Attorneys for Jackson Walker and the U.S. trustee told the court they expected trial in the case will last 10 days. Judge Rodriguez set aside two weeks for the proceeding.
“I’m going to hold a trial on the merits on every portion of these Rule 60 motions … we’re going to have one consolidated trial that deals with vacatur and all of the relief the US trustee is seeking in all of the cases,” Judge Rodriguez told the parties during the roughly 80-minute hearing, referencing the U.S. trustee’s motions to undo Jones’ rulings in the 33 cases.
After that trial — which will determine whether Jones’ orders awarding fees can be vacated and whether Jackson Walker can be sanctioned — takes place, Judge Rodriguez said the cases would be returned to the various presiding judges handling the 33 cases to determine two other issues: whether those fees can be disgorged (and if so, where that money would go) and whether any of those judges should be disqualified from presiding over the cases under 28 U.S. Code § 455.
The 455 issue, Judge Rodriguez said, “has wider implications.”

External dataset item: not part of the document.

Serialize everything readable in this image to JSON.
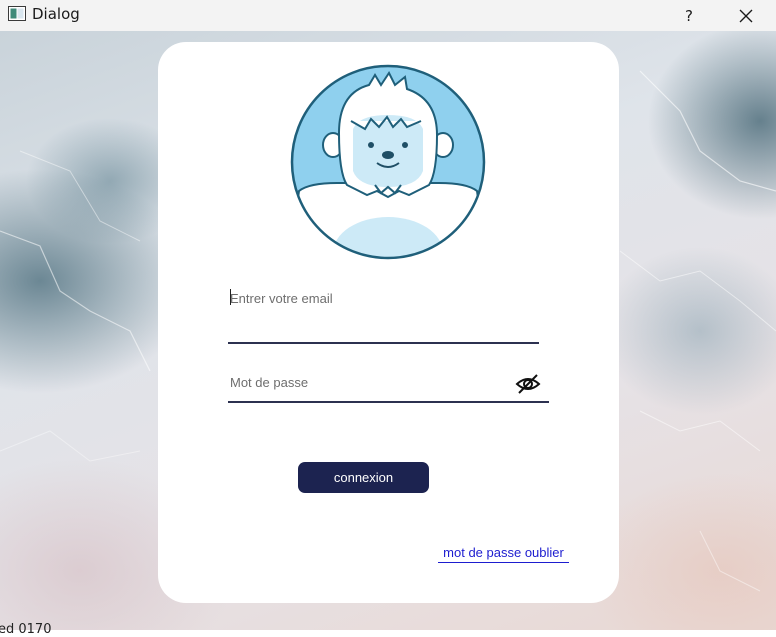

“Assuming there’s a finding under 455 … that the presiding judge had no authority to enter any orders in the case,” he said. “That has extremely broad implications, and that’s just one case — multiply that across 33. I’m having trouble understanding why the court should entertain such a matter when the court can more than likely dispose of these matters given all the other bases the U.S. trustee has raised in its Rule 60 motions.”
“These are matters that would have broad, running implications in the entire case, and I think it would wreak havoc across the district if something like that would happen in one case, much less 33.”